Why use a red light?
One of the most significant benefits of using red light is that it helps preserve night vision. When exposing the eyes to bright white light, it takes time for them to adjust to the darkness again. Using a red light prevents the eyes from adjusting to the increased light, helping to keep night vision in tack and preserving it in low light conditions.
Red light is less visible from a distance than white light. The red light helps maintain a low profile, perfect for maintaining operational effectiveness in low light conditions. This low profile will make it ideal for those who wish to be less noticeable.
Red light can penetrate fog and smoke better than other colours of light, making it useful for search and rescue operations as well. Also, it doesn’t attract insects as much as other colours of light, which can be helpful in certain situations.
Can any other colour be used?
Red light is by far the best colour for preserving night vision, but green is another excellent option. Green is the easiest colour to see in the dark because it is part of the visible light spectrum. On the visible light spectrum chart the wavelengths decrease making the colours easier to detect in dim light. Green light uses an equal combination of rods/cones which is why it’s the 2nd best colour for preserving night vision.

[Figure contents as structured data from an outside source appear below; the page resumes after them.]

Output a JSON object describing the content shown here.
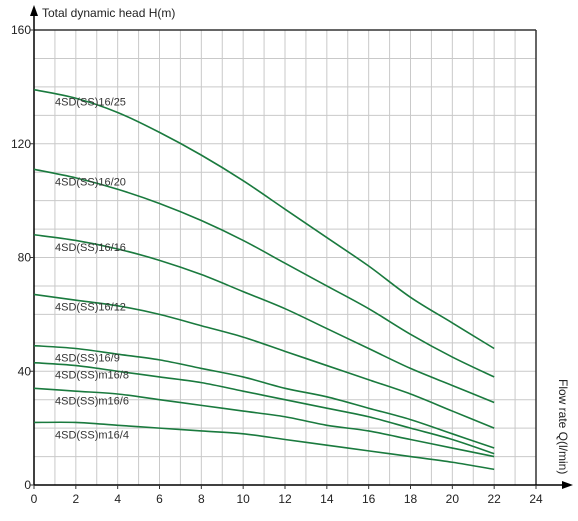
{
  "chart_data": {
    "type": "line",
    "ylabel": "Total dynamic head H(m)",
    "xlabel": "Flow rate Q(l/min)",
    "xlim": [
      0,
      24
    ],
    "ylim": [
      0,
      160
    ],
    "x_ticks": [
      "0",
      "2",
      "4",
      "6",
      "8",
      "10",
      "12",
      "14",
      "16",
      "18",
      "20",
      "22",
      "24"
    ],
    "y_ticks": [
      "0",
      "40",
      "80",
      "120",
      "160"
    ],
    "grid": true,
    "x": [
      0,
      2,
      4,
      6,
      8,
      10,
      12,
      14,
      16,
      18,
      20,
      22
    ],
    "series": [
      {
        "name": "4SD(SS)16/25",
        "values": [
          139,
          136,
          131,
          124,
          116,
          107,
          97,
          87,
          77,
          66,
          57,
          48
        ]
      },
      {
        "name": "4SD(SS)16/20",
        "values": [
          111,
          108,
          104,
          99,
          93,
          86,
          78,
          70,
          62,
          53,
          45,
          38
        ]
      },
      {
        "name": "4SD(SS)16/16",
        "values": [
          88,
          86,
          83,
          79,
          74,
          68,
          62,
          55,
          48,
          41,
          35,
          29
        ]
      },
      {
        "name": "4SD(SS)16/12",
        "values": [
          67,
          65,
          63,
          60,
          56,
          52,
          47,
          42,
          37,
          32,
          26,
          20
        ]
      },
      {
        "name": "4SD(SS)16/9",
        "values": [
          49,
          48,
          46,
          44,
          41,
          38,
          34,
          31,
          27,
          23,
          18,
          13
        ]
      },
      {
        "name": "4SD(SS)m16/8",
        "values": [
          43,
          42,
          40,
          38,
          36,
          33,
          30,
          27,
          24,
          20,
          16,
          11
        ]
      },
      {
        "name": "4SD(SS)m16/6",
        "values": [
          34,
          33,
          32,
          30,
          28,
          26,
          24,
          21,
          19,
          16,
          13,
          10
        ]
      },
      {
        "name": "4SD(SS)m16/4",
        "values": [
          22,
          22,
          21,
          20,
          19,
          18,
          16,
          14,
          12,
          10,
          8,
          5.5
        ]
      }
    ],
    "colors": {
      "curve": "#1a7a3e",
      "grid": "#c9c9c9",
      "axis": "#333333",
      "arrow": "#000000"
    }
  }
}
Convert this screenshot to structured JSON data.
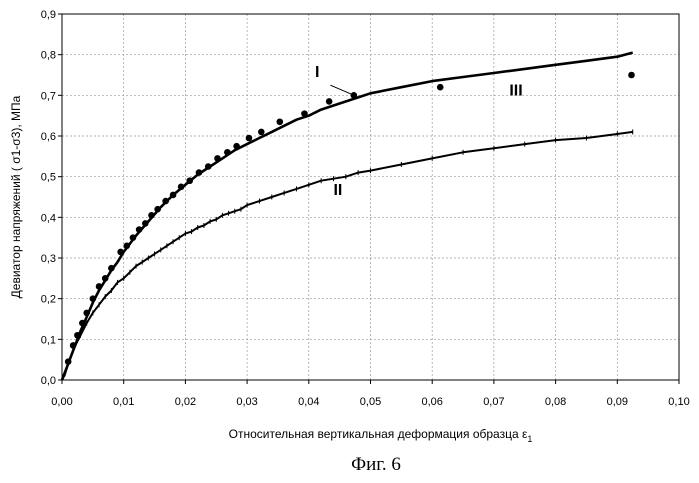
{
  "chart_data": {
    "type": "scatter",
    "xlabel": "Относительная вертикальная деформация образца ε",
    "xlabel_sub": "1",
    "ylabel": "Девиатор напряжений ( σ1-σ3), МПа",
    "xlim": [
      0,
      0.1
    ],
    "ylim": [
      0,
      0.9
    ],
    "x_ticks": [
      "0,00",
      "0,01",
      "0,02",
      "0,03",
      "0,04",
      "0,05",
      "0,06",
      "0,07",
      "0,08",
      "0,09",
      "0,10"
    ],
    "y_ticks": [
      "0,0",
      "0,1",
      "0,2",
      "0,3",
      "0,4",
      "0,5",
      "0,6",
      "0,7",
      "0,8",
      "0,9"
    ],
    "grid": "dashed",
    "series": [
      {
        "name": "I",
        "style": "points",
        "x": [
          0.001,
          0.0018,
          0.0025,
          0.0033,
          0.004,
          0.005,
          0.006,
          0.007,
          0.008,
          0.0095,
          0.0105,
          0.0115,
          0.0125,
          0.0135,
          0.0145,
          0.0155,
          0.0168,
          0.018,
          0.0193,
          0.0207,
          0.0222,
          0.0237,
          0.0252,
          0.0268,
          0.0283,
          0.0303,
          0.0323,
          0.0353,
          0.0393,
          0.0433,
          0.0473,
          0.0613,
          0.0923
        ],
        "y": [
          0.045,
          0.085,
          0.11,
          0.14,
          0.165,
          0.2,
          0.23,
          0.25,
          0.275,
          0.315,
          0.33,
          0.35,
          0.37,
          0.385,
          0.405,
          0.42,
          0.44,
          0.455,
          0.475,
          0.49,
          0.51,
          0.525,
          0.545,
          0.56,
          0.575,
          0.595,
          0.61,
          0.635,
          0.655,
          0.685,
          0.7,
          0.72,
          0.75
        ]
      },
      {
        "name": "II",
        "style": "marked-line",
        "x": [
          0,
          0.0005,
          0.001,
          0.002,
          0.003,
          0.004,
          0.005,
          0.006,
          0.007,
          0.008,
          0.009,
          0.01,
          0.011,
          0.012,
          0.013,
          0.014,
          0.015,
          0.016,
          0.017,
          0.018,
          0.019,
          0.02,
          0.021,
          0.022,
          0.023,
          0.024,
          0.025,
          0.026,
          0.027,
          0.028,
          0.029,
          0.03,
          0.032,
          0.034,
          0.036,
          0.038,
          0.04,
          0.042,
          0.044,
          0.046,
          0.048,
          0.05,
          0.055,
          0.06,
          0.065,
          0.07,
          0.075,
          0.08,
          0.085,
          0.09,
          0.0925
        ],
        "y": [
          0,
          0.015,
          0.04,
          0.08,
          0.11,
          0.14,
          0.165,
          0.185,
          0.205,
          0.22,
          0.24,
          0.25,
          0.265,
          0.28,
          0.29,
          0.3,
          0.31,
          0.32,
          0.33,
          0.34,
          0.35,
          0.36,
          0.365,
          0.375,
          0.38,
          0.39,
          0.395,
          0.405,
          0.41,
          0.415,
          0.42,
          0.43,
          0.44,
          0.45,
          0.46,
          0.47,
          0.48,
          0.49,
          0.495,
          0.5,
          0.51,
          0.515,
          0.53,
          0.545,
          0.56,
          0.57,
          0.58,
          0.59,
          0.595,
          0.605,
          0.61
        ]
      },
      {
        "name": "III",
        "style": "line",
        "x": [
          0,
          0.001,
          0.002,
          0.003,
          0.004,
          0.005,
          0.006,
          0.007,
          0.008,
          0.009,
          0.01,
          0.012,
          0.014,
          0.016,
          0.018,
          0.02,
          0.022,
          0.024,
          0.026,
          0.028,
          0.03,
          0.032,
          0.034,
          0.036,
          0.038,
          0.04,
          0.042,
          0.045,
          0.048,
          0.05,
          0.055,
          0.06,
          0.065,
          0.07,
          0.075,
          0.08,
          0.085,
          0.09,
          0.0925
        ],
        "y": [
          0,
          0.04,
          0.08,
          0.12,
          0.155,
          0.19,
          0.22,
          0.245,
          0.27,
          0.29,
          0.315,
          0.355,
          0.39,
          0.425,
          0.455,
          0.48,
          0.505,
          0.525,
          0.545,
          0.565,
          0.58,
          0.595,
          0.61,
          0.625,
          0.64,
          0.65,
          0.665,
          0.68,
          0.695,
          0.705,
          0.72,
          0.735,
          0.745,
          0.755,
          0.765,
          0.775,
          0.785,
          0.795,
          0.805
        ]
      }
    ],
    "annotations": {
      "curve_labels": [
        {
          "text": "I",
          "x": 0.041,
          "y": 0.745
        },
        {
          "text": "II",
          "x": 0.044,
          "y": 0.455
        },
        {
          "text": "III",
          "x": 0.0725,
          "y": 0.7
        }
      ],
      "pointer": {
        "from": [
          0.0435,
          0.725
        ],
        "to": [
          0.0472,
          0.701
        ]
      }
    },
    "colors": {
      "series": "#000000",
      "grid": "#999999",
      "frame": "#000000"
    }
  },
  "figure_caption": "Фиг. 6"
}
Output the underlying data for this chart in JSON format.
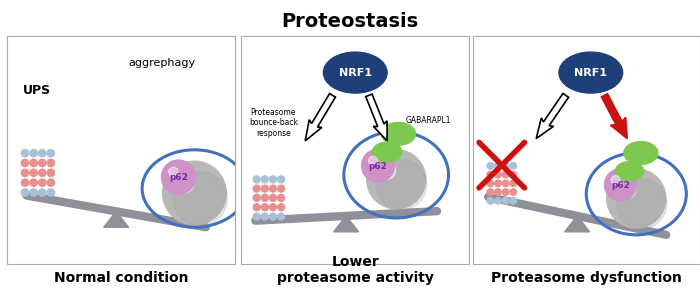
{
  "title": "Proteostasis",
  "title_fontsize": 14,
  "title_fontweight": "bold",
  "panel_labels": [
    "Normal condition",
    "Lower\nproteasome activity",
    "Proteasome dysfunction"
  ],
  "panel_label_fontsize": 10,
  "panel_label_fontweight": "bold",
  "nrf1_color": "#1e3f7a",
  "nrf1_text_color": "white",
  "p62_color": "#d090c8",
  "p62_aggregate_color": "#b8b8b8",
  "gabarapl1_color": "#7ec850",
  "proteasome_color_blue": "#a8c0d8",
  "proteasome_color_red": "#e89090",
  "balance_color": "#909098",
  "arrow_red_color": "#cc1111",
  "cross_color": "#cc1111",
  "aggrephagy_text": "aggrephagy",
  "ups_text": "UPS",
  "p62_text": "p62",
  "nrf1_text": "NRF1",
  "gabarapl1_text": "GABARAPL1",
  "bounce_back_text": "Proteasome\nbounce-back\nresponse",
  "panel_border_color": "#aaaaaa",
  "background_color": "white",
  "orbit_color": "#4070c0"
}
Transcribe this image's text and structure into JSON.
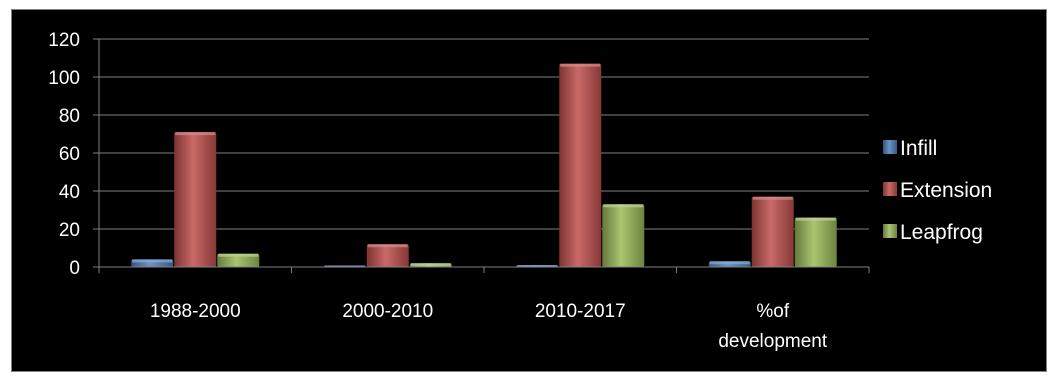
{
  "chart_data": {
    "type": "bar",
    "title": "",
    "xlabel": "",
    "ylabel": "",
    "categories": [
      [
        "1988-2000"
      ],
      [
        "2000-2010"
      ],
      [
        "2010-2017"
      ],
      [
        "%of",
        "development"
      ]
    ],
    "series": [
      {
        "name": "Infill",
        "values": [
          4,
          0.5,
          1,
          3
        ],
        "color": "#4f81bd"
      },
      {
        "name": "Extension",
        "values": [
          71,
          12,
          107,
          37
        ],
        "color": "#c0504d"
      },
      {
        "name": "Leapfrog",
        "values": [
          7,
          2,
          33,
          26
        ],
        "color": "#9bbb59"
      }
    ],
    "ylim": [
      0,
      120
    ],
    "yticks": [
      0,
      20,
      40,
      60,
      80,
      100,
      120
    ],
    "grid": true,
    "legend_position": "right",
    "background": "#000000",
    "gridline_color": "#808080",
    "text_color": "#ffffff"
  }
}
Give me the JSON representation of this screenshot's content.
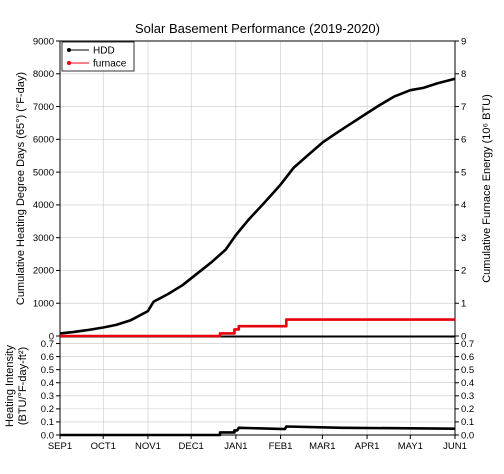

The green light allows for 75% of night vision preservation, however it provides a much clearer and brighter high contrast view. So, you’ll lose a small amount of night vision after shutting off the light, but the improved clarity while using a green light makes up for it.
Red lights are great for preserving night vision, but it is does have its draw backs. Using red lights on small close-up objects (maps, compasses, etc.) might make it difficult to see intricate details. For tasks that require clarity, it’s better to use a green light. You have reduced night vision preservation, but improve in contrast, focus and detail.
Can I use both?
These two options are often used together which is why every exit sign and stop light use red or green lights. Red lights don’t affect night vision making it a seamless transition from light to dark environments and green is used to improve clarity/contrast while maintaining night vision.
Red or green lights are both excellent options for use at night, whether it’s to preserve night vision or to see with greater focus and clarity, the benefits have been proven to help work effectively in low light conditions.